Hayır, yanılmıyorsunuz ama doğrusu ben hikâyelerde bu "kader metaforu"nu derinlere sakladığım için birçok okurun bunu fark edemeyeceğini düşünmüştüm. Siz bunu söyleyince memnuniyet duydum. Kader, kaçamadığımız bir yazgı. Kaçabilseydik bile bu da yine kaderin içinde bir parça olurdu... Yeryüzünün herhangi bir yerinde cereyan eden en küçük bir olay bile sebepsiz ve tesadüfî değildir. Bu gerçek, kitabı oluşturan bütün hikâyelerin en derin ve ana temasıdır. Bu ana temanın dışında her hikâyenin kendi içinde birtakım irili ufaklı temaları var. Kitabı oluşturan hikâyelerin tamamında bu "kader birliği" kendini hissettirir. Çünkü hikâyedeki karakterler ile hikâyenin geçtiği ülkelerin insanları arasında uygunluk vardır. Ayrıca o ülkelerin insanları ile bizim ülkemizin insanları arasında da bir "kader birliği" vardır. Meselâ: O ülkelerle bizim ülkemiz arasında dil birliği, din birliği ya da en azından "hüzün, yokluk, sıkıntı" gibi ortak kavramlara aşinalık vardır. Bu itibarla sizin fark ettiğiniz konu doğru ve önemli... Yani hikâyelerin geçtiği ülkelerin insanları ile beraber hikâyelerdeki karakterler de kendi kaderini yaşıyor. Okur da bu kadere ortak oluyor, bu arada hikâyelerin yazarı da kendi kaderini yaşamaya devam ediyor.
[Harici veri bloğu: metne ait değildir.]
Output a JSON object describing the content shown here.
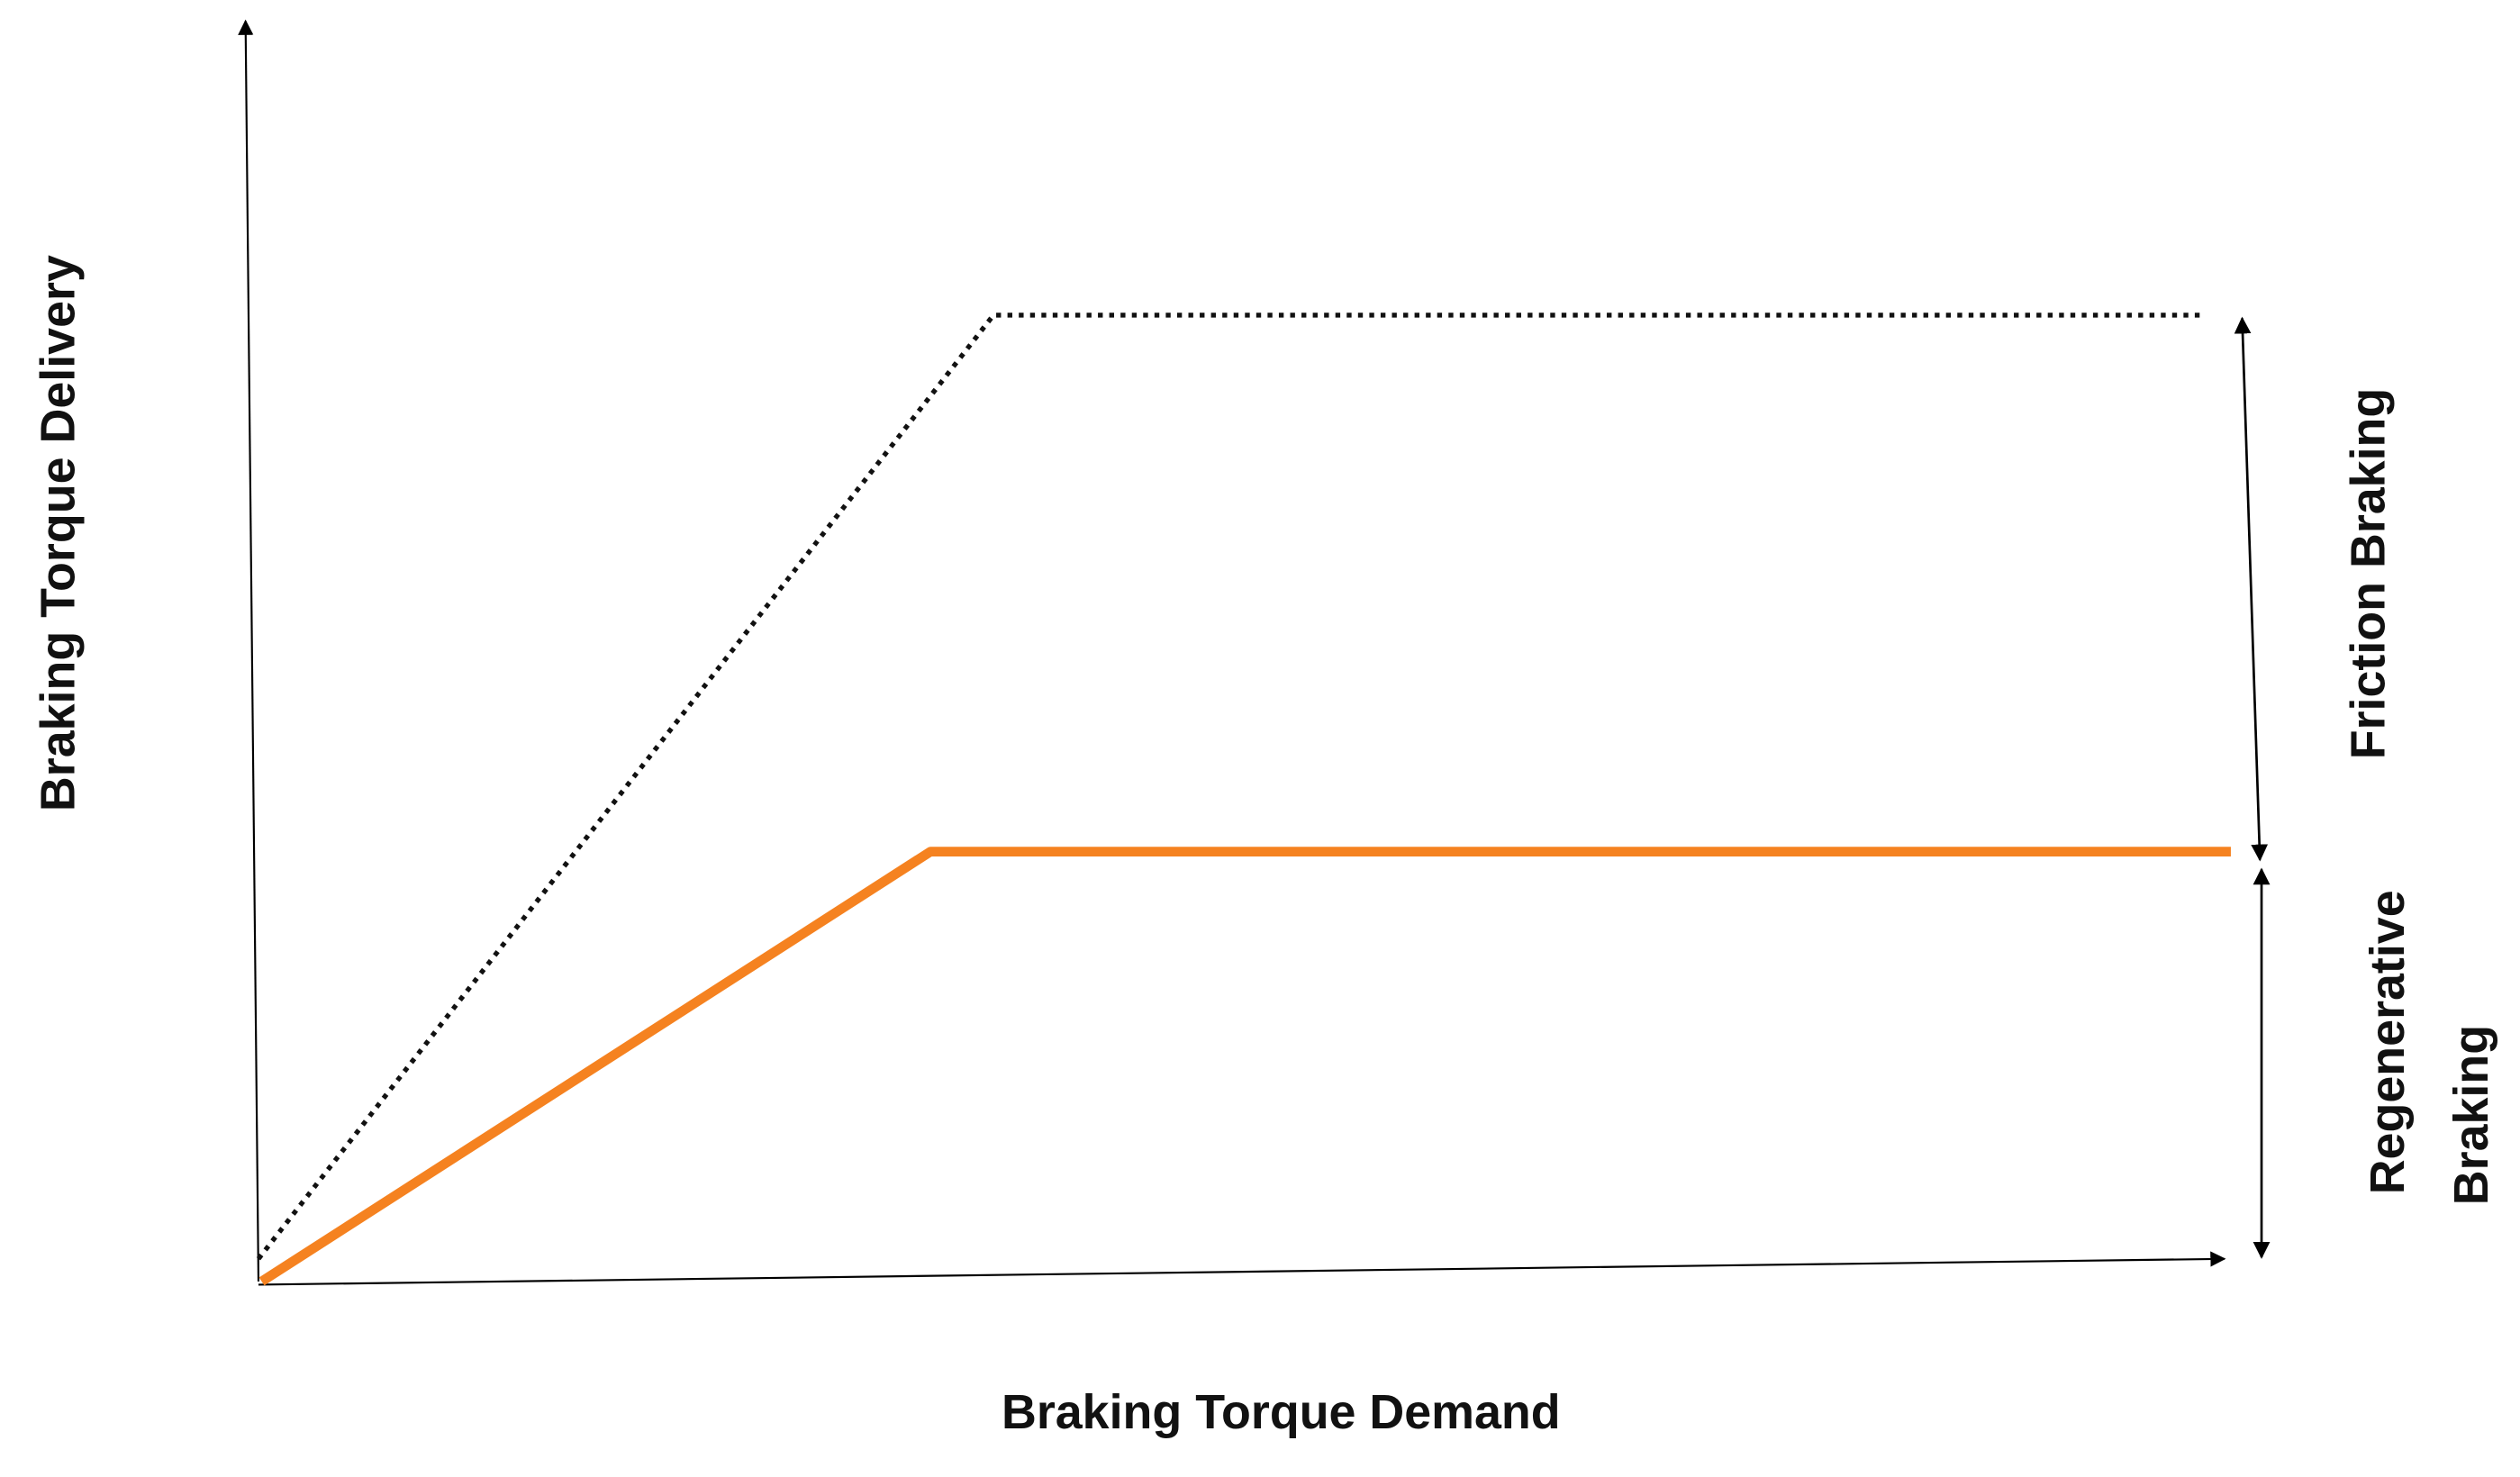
{
  "axes": {
    "y_label": "Braking Torque Delivery",
    "x_label": "Braking Torque Demand"
  },
  "annotations": {
    "friction": "Friction Braking",
    "regenerative": [
      "Regenerative",
      "Braking"
    ]
  }
}
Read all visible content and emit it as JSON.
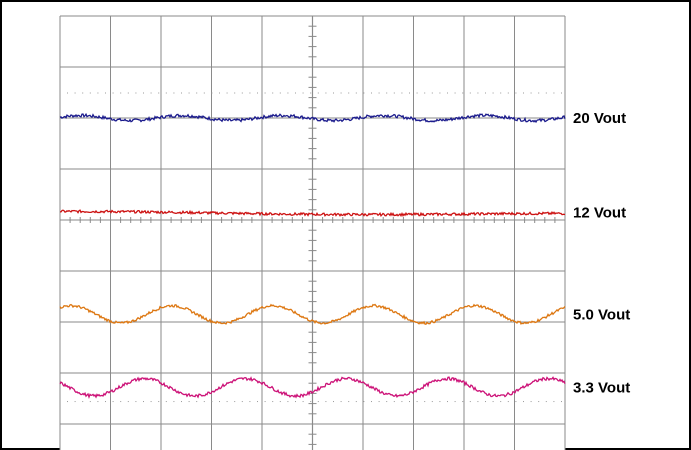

Haklısınız derim. Bu hikâye ile ilgili çok sitaşiykâr dönüşümler aldım. En çok beğenilen hikâyelerden biri oldu bu... Yazarlar bu tür sürprizlerle her an karşılaşabilirler. Hiç tahmin etmediğiniz bir yazınız veya şiiriniz dillerde dolaşabilir. Bu hikâye "Hece Öykü"de ilk yayımlandığında da beğenilmişti. Mesela üslûbunu beğendiğim ve hikâyelerini ciddiye alarak okuduğum Nalan Barbarosoğlu beğenmişti bu hikâyeyi... Bu hikâyenin beğenilmesinin nedeni ne olabilir? Bunu ben de düşünüyorum. Sanırım klasik edebiyata dair "gül-bülbül" mazmunlarının modern edebiyatta kendine alımlı bir yer bulmasından kaynaklanıyor bu beğeni... Çünkü eskimeyen kıssalar, menkıbeler, olaylar, rivayetler ve mazmunlar hep Doğu'nun bahçesinde... Batı'ya gitmek isteyenler önce Doğu'ya gitmelidirler. Doğu'ya gide gide bir gün Batı'ya da varırlar ama önce Batı'ya giderlerse sonra ne Doğu'yu ne de doğdukları yeri bilebilirler. Doğu'yu görmeden Batı'ya gidenlerin çoğu battı. Doğuşun ihtişamını göremeyen batışın ne kadar hazin olduğunu bilemez. "Simyacı" da bir zamanlar "çok satanlar" listesine oturmuştu biliyorsunuz. Onun konusu da bir şark hikâyesi idi ama bizim şarktan haberimiz olmadığı için "Yazarı ne kadar harika bir senaryo kurmuş." dedik. Oysa Mesnevi'de aynı olay var. "Bülbül" hikâyesi de böyle bir şey sanırım... Tabi bir de "aşk" ve "acı" işin içine girmiş bu hikâyede... Aşkın rengini kırmızı, tadını acı tasavvur ederim ben nedense... Gül de kırmızı... Böyle bir hikâye, bizim okurumuzun kalbine gelir oturur. Sizde de öyle olmuş galiba.